Wednesday , February 4, 2026

The CCCA Gets New Life Thanks to a Presidential Endorsement

The proposed Credit Card Competition Act staged a comeback Tuesday with a huge boost from President Trump, who endorsed the bill on the Truth Social platform the previous day.

The President’s backing breathes new life into the bill, which has been bandied about Capitol Hill for years. The last major effort to pass the bill into law by attaching it to the Genius Act last year failed. After that setback, the consensus among payments experts was that the bill was going to die on the vine.

After the bill was reintroduced Tuesday, Senate Majority Leader John Thune told reporters he expected it to be voted on before the current Congress adjourns next year. The CCCA, which is co-sponsored by Senators Roger Marshall and Dick Durbin and seeks to moderate merchants’ credit card acceptance costs, has never made it out of committee to be voted on by the Senate.

The latest developments have renewed optimism about the bill’s future. “We’re on Trump time now — and the Credit Card Competition Act has the best chance it’s ever had of becoming law,” Payton Fuller, Senator Marshall’s communications director, says by email. “Senator Marshall is grateful for President Trump’s support and is exploring every possible avenue to get this bill across the finish line.”

Vice President JD Vance endorsed the CCCA in his capacity as a senator from Ohio before the Trump Administration took office last year.

First introduced in 2022, the CCCA would require that credit card transactions offer merchants a choice of networks beyond Visa and Mastercard. Backers contend that the requirement would harness competitive network forces to lower the cost of swipe fees, which merchants define as interchange and network fees.

Merchant organizations argue the bill will also benefit consumers in the form of lower prices. The average family pays $1,200 more each year in higher prices because of swipe fees, according to the Merchants Payment Council.

“The President recognizes the drain on affordability swipe fees create,” says Doug Kantor, an executive committee member at the Merchants Payment Council and general counsel for the National Association of Convenience Stores. “The [Trump Administration] has been aware of this bill for a long time and follows these issues closely.” Trump’s endorsement of the CCCA “improves its chances of passage dramatically,” Kantor adds.

The unexpected revival of the CCCA drew a strong rebuke from the card-payments industry. The Electronic Payments Coalition counters that merchants are unlikely to pass along to consumers any savings from the CCCA in the form of lower prices.

“Study after study from respected economists, academics, independent think tanks, and even nonpartisan government agencies show these untested mandates will not lead to lower prices,” Richard Hunt, executive chairman of the Electronic Payments Coalition says in a statement.

Referring to the Durbin Amendment, a similar effort that passed into law in October 2011 and was aimed at debit card acceptance costs, Hunt added, “When corporate mega-stores and their lobbyists pushed through mandates on your debit card, they pocketed the money and ignored repeated promises to lower costs. Now they are at it again, pushing for more mandates just to pad their profits.”

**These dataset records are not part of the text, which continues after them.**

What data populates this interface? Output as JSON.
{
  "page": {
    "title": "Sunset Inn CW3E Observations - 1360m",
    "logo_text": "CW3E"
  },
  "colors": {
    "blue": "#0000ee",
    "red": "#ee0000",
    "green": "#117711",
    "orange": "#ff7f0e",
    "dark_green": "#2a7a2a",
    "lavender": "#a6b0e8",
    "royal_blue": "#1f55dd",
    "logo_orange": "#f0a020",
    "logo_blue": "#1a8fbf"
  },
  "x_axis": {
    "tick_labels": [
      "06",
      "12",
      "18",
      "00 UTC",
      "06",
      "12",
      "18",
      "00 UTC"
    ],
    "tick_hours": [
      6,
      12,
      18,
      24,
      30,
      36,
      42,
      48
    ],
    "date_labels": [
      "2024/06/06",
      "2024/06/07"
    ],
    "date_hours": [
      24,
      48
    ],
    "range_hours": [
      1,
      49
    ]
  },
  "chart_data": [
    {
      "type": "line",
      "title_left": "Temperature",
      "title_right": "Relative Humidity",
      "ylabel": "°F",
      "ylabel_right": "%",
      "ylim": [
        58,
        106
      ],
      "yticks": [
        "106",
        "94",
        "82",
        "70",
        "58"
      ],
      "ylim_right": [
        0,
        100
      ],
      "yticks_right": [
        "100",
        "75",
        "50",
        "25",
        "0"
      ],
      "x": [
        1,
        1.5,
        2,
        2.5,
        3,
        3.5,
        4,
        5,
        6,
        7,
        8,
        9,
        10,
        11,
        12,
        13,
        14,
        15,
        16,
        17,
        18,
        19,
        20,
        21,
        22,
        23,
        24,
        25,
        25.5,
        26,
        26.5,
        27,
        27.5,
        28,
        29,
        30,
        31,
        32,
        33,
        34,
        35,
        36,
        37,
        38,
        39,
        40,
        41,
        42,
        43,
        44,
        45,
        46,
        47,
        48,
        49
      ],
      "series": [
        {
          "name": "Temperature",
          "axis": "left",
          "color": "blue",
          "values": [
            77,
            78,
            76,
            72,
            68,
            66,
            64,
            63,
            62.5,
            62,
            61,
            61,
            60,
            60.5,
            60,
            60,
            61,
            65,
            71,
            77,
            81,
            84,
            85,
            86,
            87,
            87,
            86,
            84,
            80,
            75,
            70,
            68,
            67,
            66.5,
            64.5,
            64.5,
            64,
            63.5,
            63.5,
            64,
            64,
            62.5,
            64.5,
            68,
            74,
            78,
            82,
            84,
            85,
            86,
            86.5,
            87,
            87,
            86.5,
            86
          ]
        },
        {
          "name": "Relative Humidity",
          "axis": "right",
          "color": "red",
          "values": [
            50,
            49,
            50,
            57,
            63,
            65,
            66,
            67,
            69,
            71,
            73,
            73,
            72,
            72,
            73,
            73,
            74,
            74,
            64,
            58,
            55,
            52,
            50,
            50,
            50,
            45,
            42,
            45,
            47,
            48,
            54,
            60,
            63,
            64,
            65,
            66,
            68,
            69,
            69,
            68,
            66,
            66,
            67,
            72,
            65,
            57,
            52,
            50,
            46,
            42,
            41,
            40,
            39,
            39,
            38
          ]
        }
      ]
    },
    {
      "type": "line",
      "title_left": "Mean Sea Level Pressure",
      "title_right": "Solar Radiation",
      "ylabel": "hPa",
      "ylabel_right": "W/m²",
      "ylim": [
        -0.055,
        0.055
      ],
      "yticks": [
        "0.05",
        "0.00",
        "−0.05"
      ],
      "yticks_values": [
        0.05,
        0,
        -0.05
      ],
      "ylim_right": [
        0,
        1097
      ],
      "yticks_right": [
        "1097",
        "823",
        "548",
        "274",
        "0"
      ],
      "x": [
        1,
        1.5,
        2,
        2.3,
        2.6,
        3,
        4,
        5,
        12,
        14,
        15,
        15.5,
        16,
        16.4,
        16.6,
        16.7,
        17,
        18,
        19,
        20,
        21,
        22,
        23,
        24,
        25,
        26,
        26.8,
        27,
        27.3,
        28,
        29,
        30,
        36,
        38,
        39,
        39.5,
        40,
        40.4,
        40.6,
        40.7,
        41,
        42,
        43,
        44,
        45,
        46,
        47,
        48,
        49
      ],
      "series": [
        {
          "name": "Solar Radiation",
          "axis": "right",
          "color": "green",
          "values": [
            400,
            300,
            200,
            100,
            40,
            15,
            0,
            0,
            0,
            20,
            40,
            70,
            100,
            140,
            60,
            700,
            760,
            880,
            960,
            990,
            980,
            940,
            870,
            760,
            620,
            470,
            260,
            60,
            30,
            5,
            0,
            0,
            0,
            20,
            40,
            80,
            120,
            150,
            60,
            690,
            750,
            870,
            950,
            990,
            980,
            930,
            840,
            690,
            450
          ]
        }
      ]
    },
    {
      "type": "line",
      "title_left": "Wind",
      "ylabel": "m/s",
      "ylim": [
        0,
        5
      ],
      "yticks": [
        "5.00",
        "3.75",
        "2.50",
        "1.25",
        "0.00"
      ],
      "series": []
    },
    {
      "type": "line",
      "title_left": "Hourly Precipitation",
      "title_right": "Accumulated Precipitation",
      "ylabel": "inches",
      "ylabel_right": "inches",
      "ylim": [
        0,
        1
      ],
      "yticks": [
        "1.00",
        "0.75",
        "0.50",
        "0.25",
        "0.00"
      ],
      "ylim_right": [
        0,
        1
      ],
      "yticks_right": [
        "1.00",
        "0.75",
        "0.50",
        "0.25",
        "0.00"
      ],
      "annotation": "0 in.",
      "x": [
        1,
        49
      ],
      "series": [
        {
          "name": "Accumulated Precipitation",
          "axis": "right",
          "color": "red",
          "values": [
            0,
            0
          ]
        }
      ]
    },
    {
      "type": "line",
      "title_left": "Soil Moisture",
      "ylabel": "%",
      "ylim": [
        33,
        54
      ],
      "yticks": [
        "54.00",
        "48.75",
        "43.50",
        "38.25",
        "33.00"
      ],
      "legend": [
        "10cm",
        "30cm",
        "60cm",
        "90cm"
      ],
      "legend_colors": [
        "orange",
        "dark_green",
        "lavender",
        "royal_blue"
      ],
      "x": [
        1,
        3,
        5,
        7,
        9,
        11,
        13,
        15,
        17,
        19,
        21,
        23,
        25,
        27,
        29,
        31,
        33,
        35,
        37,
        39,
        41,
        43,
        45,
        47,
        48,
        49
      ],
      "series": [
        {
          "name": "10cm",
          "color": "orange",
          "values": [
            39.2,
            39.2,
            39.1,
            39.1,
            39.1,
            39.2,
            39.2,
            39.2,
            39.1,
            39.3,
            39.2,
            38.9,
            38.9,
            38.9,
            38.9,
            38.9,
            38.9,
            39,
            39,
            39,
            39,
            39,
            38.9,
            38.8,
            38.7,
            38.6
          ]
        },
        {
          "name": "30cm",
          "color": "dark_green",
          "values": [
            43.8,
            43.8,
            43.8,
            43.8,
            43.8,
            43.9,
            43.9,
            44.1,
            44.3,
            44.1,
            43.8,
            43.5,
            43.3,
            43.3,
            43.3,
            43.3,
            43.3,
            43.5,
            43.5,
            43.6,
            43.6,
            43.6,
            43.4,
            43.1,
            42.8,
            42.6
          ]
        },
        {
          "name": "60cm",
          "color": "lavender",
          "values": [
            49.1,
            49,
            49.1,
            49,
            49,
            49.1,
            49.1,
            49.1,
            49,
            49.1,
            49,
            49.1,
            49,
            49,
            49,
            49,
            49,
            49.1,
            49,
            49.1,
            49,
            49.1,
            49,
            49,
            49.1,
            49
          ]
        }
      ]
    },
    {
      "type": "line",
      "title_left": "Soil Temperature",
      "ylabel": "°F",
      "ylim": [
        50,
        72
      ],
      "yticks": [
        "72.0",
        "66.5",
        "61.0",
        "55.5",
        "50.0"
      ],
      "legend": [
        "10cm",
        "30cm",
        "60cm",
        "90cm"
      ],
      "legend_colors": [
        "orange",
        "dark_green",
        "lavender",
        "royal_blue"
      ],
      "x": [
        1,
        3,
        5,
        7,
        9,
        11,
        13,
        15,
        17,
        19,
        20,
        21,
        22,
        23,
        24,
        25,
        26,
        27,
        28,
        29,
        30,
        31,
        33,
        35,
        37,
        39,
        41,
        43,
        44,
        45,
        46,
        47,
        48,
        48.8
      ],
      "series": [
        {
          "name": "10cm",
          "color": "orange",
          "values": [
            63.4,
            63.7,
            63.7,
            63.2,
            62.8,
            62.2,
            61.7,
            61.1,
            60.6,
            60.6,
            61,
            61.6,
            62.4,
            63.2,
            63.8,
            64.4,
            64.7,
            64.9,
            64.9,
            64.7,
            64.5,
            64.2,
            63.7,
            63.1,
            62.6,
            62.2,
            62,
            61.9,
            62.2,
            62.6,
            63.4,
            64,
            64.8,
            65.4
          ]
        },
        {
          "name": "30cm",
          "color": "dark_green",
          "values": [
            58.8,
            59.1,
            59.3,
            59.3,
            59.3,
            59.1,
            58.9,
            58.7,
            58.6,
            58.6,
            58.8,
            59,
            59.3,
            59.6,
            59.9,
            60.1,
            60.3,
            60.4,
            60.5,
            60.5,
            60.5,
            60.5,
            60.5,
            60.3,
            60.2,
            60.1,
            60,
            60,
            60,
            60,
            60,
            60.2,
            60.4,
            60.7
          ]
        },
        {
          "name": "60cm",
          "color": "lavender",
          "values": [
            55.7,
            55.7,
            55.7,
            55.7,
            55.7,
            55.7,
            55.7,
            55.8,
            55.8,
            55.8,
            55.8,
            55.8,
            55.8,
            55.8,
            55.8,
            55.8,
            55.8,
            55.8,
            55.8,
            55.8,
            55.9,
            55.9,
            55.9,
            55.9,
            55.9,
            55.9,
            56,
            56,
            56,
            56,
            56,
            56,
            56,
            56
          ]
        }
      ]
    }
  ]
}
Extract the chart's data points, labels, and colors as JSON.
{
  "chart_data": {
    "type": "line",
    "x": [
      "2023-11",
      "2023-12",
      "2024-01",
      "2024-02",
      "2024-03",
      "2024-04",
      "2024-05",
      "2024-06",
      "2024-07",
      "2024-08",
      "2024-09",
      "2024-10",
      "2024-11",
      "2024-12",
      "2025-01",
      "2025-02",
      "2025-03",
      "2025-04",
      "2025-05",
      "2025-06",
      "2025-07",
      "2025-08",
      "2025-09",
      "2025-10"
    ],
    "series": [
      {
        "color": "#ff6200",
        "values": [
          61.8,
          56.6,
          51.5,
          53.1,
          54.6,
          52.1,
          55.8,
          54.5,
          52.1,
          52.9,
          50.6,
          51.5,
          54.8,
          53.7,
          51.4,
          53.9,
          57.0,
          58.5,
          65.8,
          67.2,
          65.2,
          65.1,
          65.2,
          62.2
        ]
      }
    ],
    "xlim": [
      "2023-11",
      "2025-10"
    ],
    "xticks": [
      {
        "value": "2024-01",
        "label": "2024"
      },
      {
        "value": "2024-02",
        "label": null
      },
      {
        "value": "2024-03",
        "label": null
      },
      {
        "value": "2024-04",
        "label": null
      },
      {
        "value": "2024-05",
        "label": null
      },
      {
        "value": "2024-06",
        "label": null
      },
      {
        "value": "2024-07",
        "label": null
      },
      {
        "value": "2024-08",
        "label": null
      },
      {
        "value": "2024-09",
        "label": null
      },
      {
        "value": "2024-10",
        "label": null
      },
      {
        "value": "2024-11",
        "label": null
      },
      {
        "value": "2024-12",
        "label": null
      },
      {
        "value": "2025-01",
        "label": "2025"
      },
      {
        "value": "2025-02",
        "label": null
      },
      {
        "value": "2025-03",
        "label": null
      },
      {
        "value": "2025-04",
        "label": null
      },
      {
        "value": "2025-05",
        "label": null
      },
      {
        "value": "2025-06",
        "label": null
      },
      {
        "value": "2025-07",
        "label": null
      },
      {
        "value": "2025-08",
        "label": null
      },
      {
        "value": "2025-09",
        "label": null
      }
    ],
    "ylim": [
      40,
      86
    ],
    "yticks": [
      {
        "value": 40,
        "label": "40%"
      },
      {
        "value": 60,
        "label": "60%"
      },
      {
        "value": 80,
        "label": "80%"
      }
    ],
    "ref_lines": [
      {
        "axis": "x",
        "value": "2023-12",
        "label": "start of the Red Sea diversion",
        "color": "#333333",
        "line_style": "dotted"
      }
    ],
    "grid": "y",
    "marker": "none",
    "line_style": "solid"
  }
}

To support its position, the EPC cites a study by the Federal Reserve Bank of Richmond that says 98% of retailers raised prices or left them flat after the Durbin Amendment passed.

“Americans trust our credit card system to process transactions smoothly and securely. They do not want this big government takeover of the credit card system,” Hunt argued.

While the credit card industry remains determined to defeat the CCCA, the bill’s revival appears to have caught it off guard, some payment experts say.

“I think large credit card issuers and Visa and Mastercard have been complacent and let the merchant lobby and critics of the credit card system on Capitol Hill frame the narrative, [and] they may pay a steep price,” says Eric Grover, principal at Intrepid Ventures, by email. “The CCCA would utterly devastate Visa’s and Mastercard’s variable acquirer credit processing and licensing fees.”

Grover adds that while the CCCA appeared to be “dead in the water last week,” President Trump’s endorsement “all but assures that it will get a vote and significantly increases the chances of it passing and becoming law.”